Аргамачьи конюшни были невелики, особо спрятаться негде, притом - на кремлевских задворках, где не только трудились, но и жили в хибарках государевы людишки - пекари, мовники и мовницы, птичницы, весь кухонный чин, даже иные истопники, а истопник в государевых покоях - лицо важное, он не только печами заведует, а и у дверей стоит, стражу несет. Там же в крошечных избушках ютились и местные нищие - чтобы не так далеко было бегать к папертям кремлевских храмов. Один такой домишко, совсем закопченный, занимали Тимофей и Семейка. Чтобы туда перебежать, и одеваться не нужно было - он стоял прямо в конюшенной ограде. Однако бегать сейчас Даниле было несподручно - и он накинул на плечи тулупчик, тот самый, которым год назад снабдили добросердечные девки с Неглинки, и не за услугу, а потому, что стал богоданным крестным сыночка их подружки, Федосьицы.
У самых дверей он увидал Богдана Желвака. Тот нес Тимофею лубяной короб, откуда торчали досточки.
- Принимай гостей! - велел Богдаш, отворяя дверь.
- Принес, что ли? - буркнул занятый делом Тимофей. - Ставь-ка сюда.
Конюхи всякие ремесла знали, не только сбрую - кафтан могли сшить, были такие, что книги переплетали. А иные промышляли изделиями из слюды.

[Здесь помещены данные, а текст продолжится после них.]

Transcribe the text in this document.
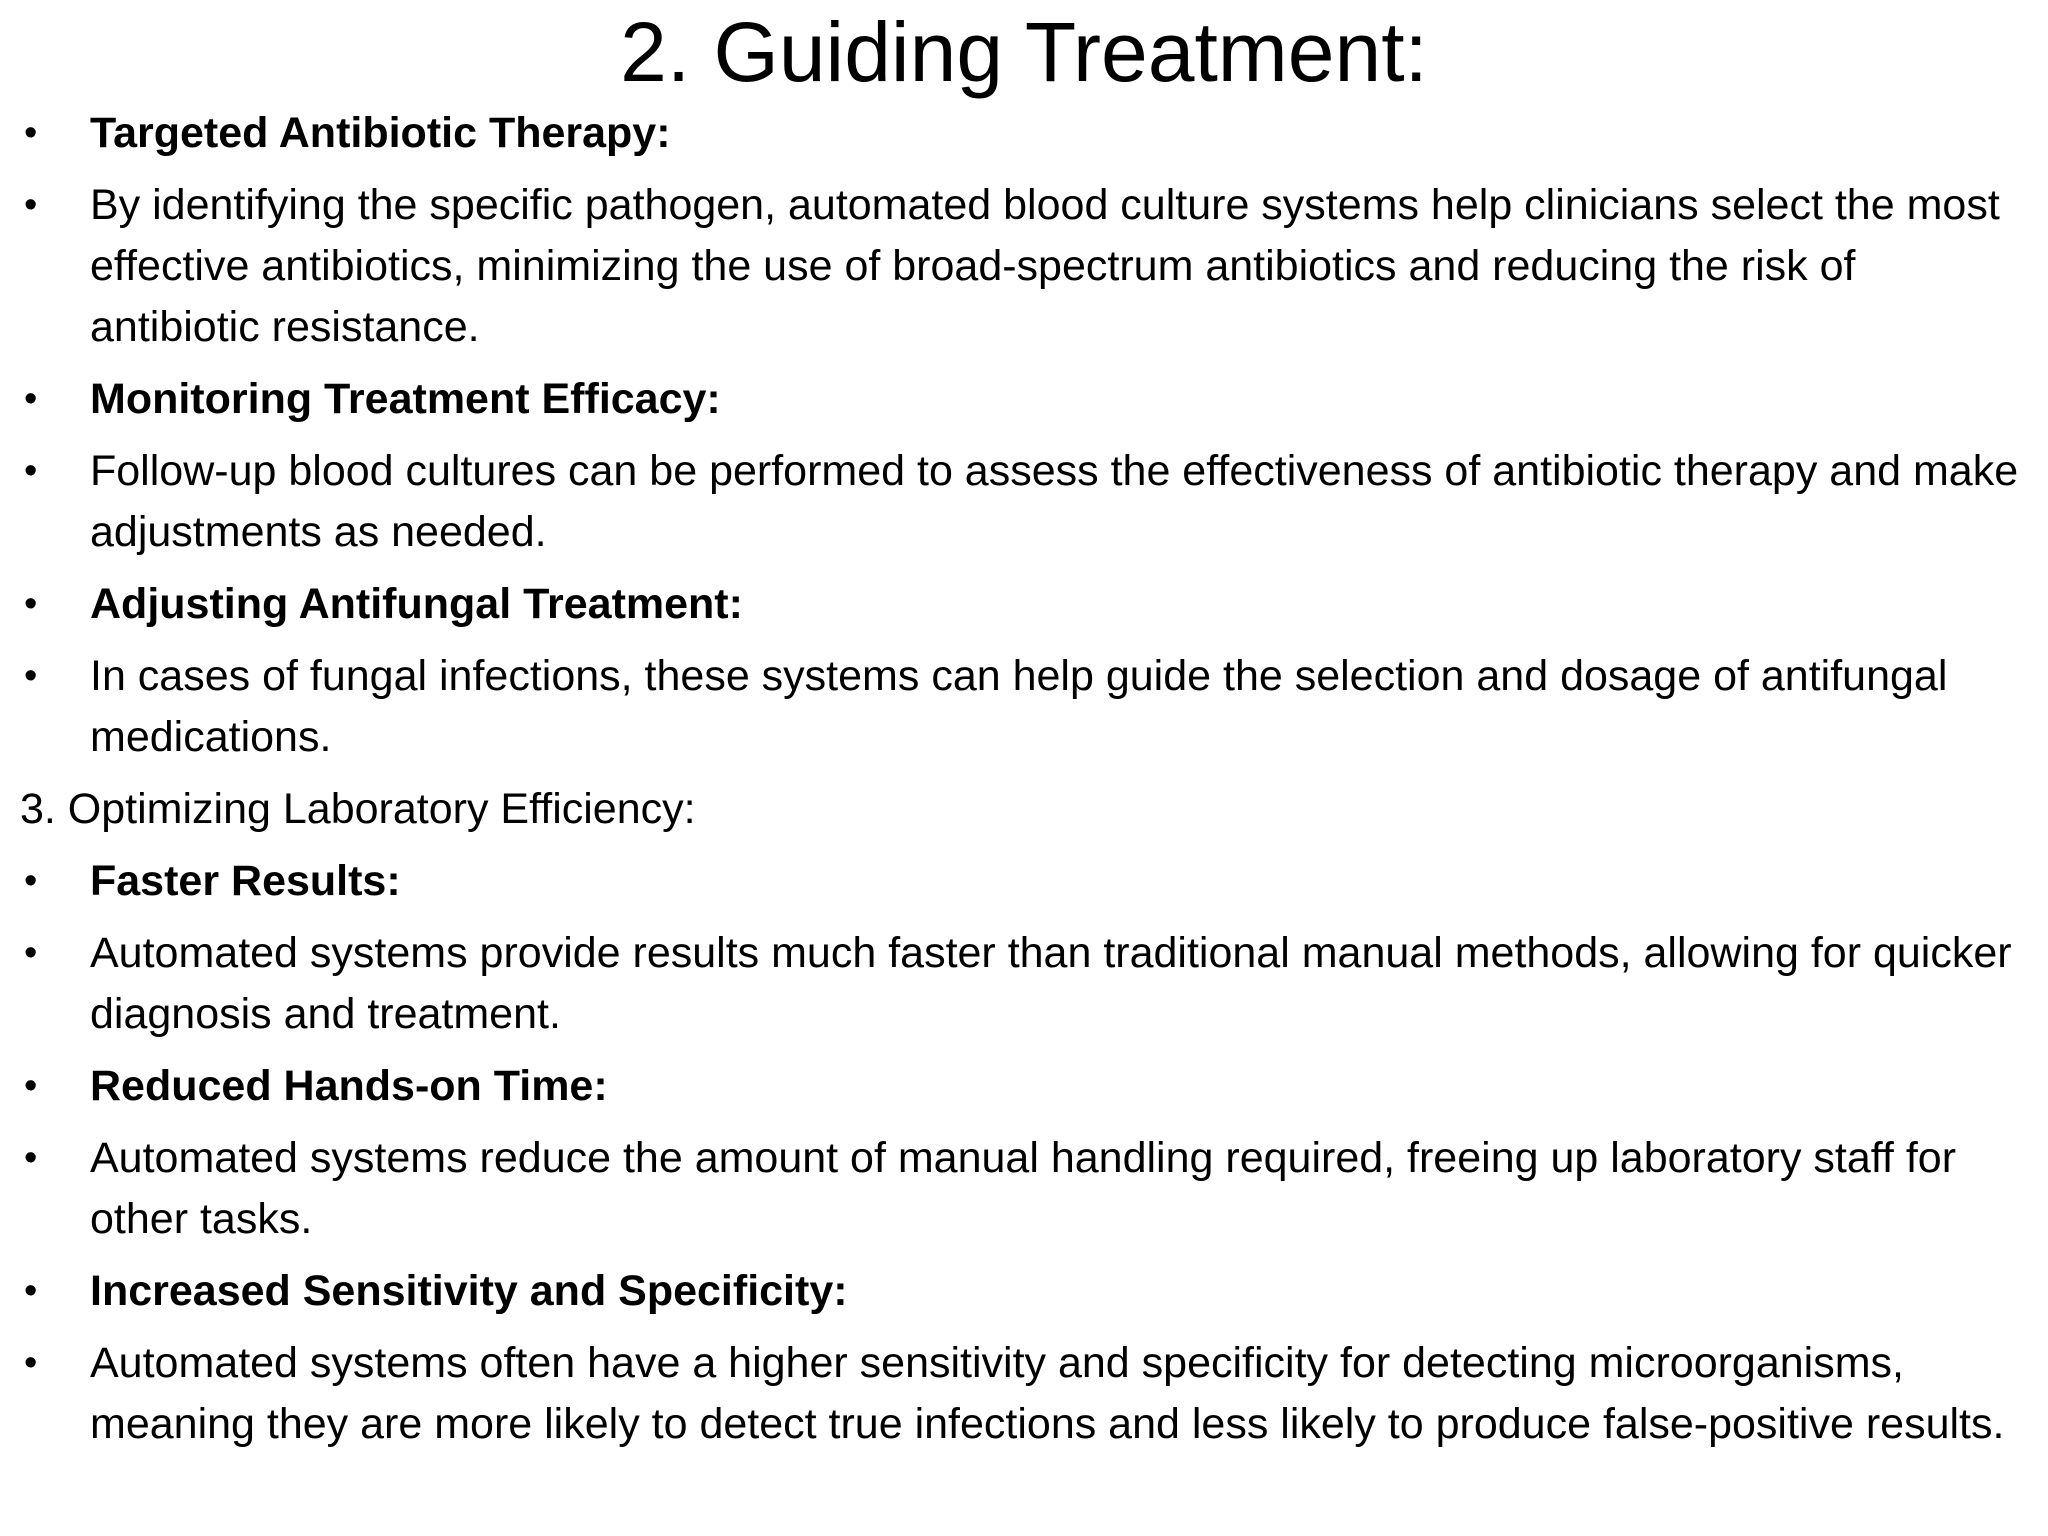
2. Guiding Treatment:
•	Targeted Antibiotic Therapy:
•	By identifying the specific pathogen, automated blood culture systems help clinicians select the most effective antibiotics, minimizing the use of broad-spectrum antibiotics and reducing the risk of antibiotic resistance.
•	Monitoring Treatment Efficacy:
•	Follow-up blood cultures can be performed to assess the effectiveness of antibiotic therapy and make adjustments as needed.
•	Adjusting Antifungal Treatment:
•	In cases of fungal infections, these systems can help guide the selection and dosage of antifungal medications.
3. Optimizing Laboratory Efficiency:
•	Faster Results:
•	Automated systems provide results much faster than traditional manual methods, allowing for quicker diagnosis and treatment.
•	Reduced Hands-on Time:
•	Automated systems reduce the amount of manual handling required, freeing up laboratory staff for other tasks.
•	Increased Sensitivity and Specificity:
•	Automated systems often have a higher sensitivity and specificity for detecting microorganisms, meaning they are more likely to detect true infections and less likely to produce false-positive results.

Конечно, изготовить преогромный церковный выносной фонарь-иерусалим, размером поболее ведра, целый терем со слюдяными стенками, с налепленными на подкрашенную зеленым и рудо-желтым слюду прорезными железными кружочками, не всякий умелец мог - да и не так много тех иерусалимов требовалось. А окошко соорудить - это умели многие, и особо удачно трудился Тимофей Озорной.
Данила с Желваком как раз и застали его за делом - Тимофей на доске будущее окошко выкладывал, небольшое, в высоту не выше аршина. Посередине он замыслил круг из многих частей, вписанный в сетку из прямоугольных кусочков, и вот теперь подбирал все это добро по размеру.
- Безнадежное твое ремесло, - сказал Данила, насколько мог, прямо, ведь он только учился разговаривать со взрослыми мужиками на равных, и иногда получалось не совсем учтиво. - Через пяток лет никто о слюде и не вспомнит, все стекло в окна повставляют. Вон государь в Измайлове стекольный завод затевает - и кому на Москве тогда твоя слюда понадобится? А черный люд так и так бычьим пузырем или деревянной задвижкой обходиться станет.
- Никакое стекло тебе такого блеска не даст, как слюда, - отвечал Тимофей. - Иной кусочек, как поглядишь, радугой играет, неяркой такой, легонькой. И нежность есть в слюде…
Данила даже голову набок склонил и рот приоткрыл, услышав от Озорного вовсе неожиданное слово про нежность. А тот, сочтя, что высказал все необходимое, опять занялся слюдой, бережно перекладывая кусочки толстыми, темными, с обгрызенными ногтями, пальцами. Эти пальцы могли так зажать конские ноздри, что здоровый жеребец, от резкой боли теряя сознание, валился к ногам конюха. Они без особой натуги выправляли погнувшееся кольцо сбруи. И они же, поди ты…
- Ничего более не скажешь? - как бы напомнил Желвак.
- А чего тут говорить? К вечеру прошу откушать, чем Бог послал! с неожиданной учтивостью предложил Озорной и объяснил удивившемуся было Даниле. - Именины у меня. Апостол Тимофей сегодня.
- А ты не в честь Тимофея ли Сицилийского крещен? - почему-то забеспокоился Богдаш.
- А коли бы и так? Не к добру это?
- Меж ними два дня разницы всего. А святого своего праздновать нужно, строго сказал Богдаш. - Тебе-то хорошо, у тебя святой правильный…
- Да будет тебе причитать, - одернул подкидыша Тимофей.
Желвак потому и звался Богданом, что это имя давали парнишкам от неведомых родителей, выкормленным в богадельнях и отданным на воспитание приемным отцу-матери. И места были в Китай-городе для такого богоугодного дела - три крестца, Варварский, Никольский и Ильинский, где накануне Семика бездетная чета могла выбрать себе из стайки младенцев подходящее чадо.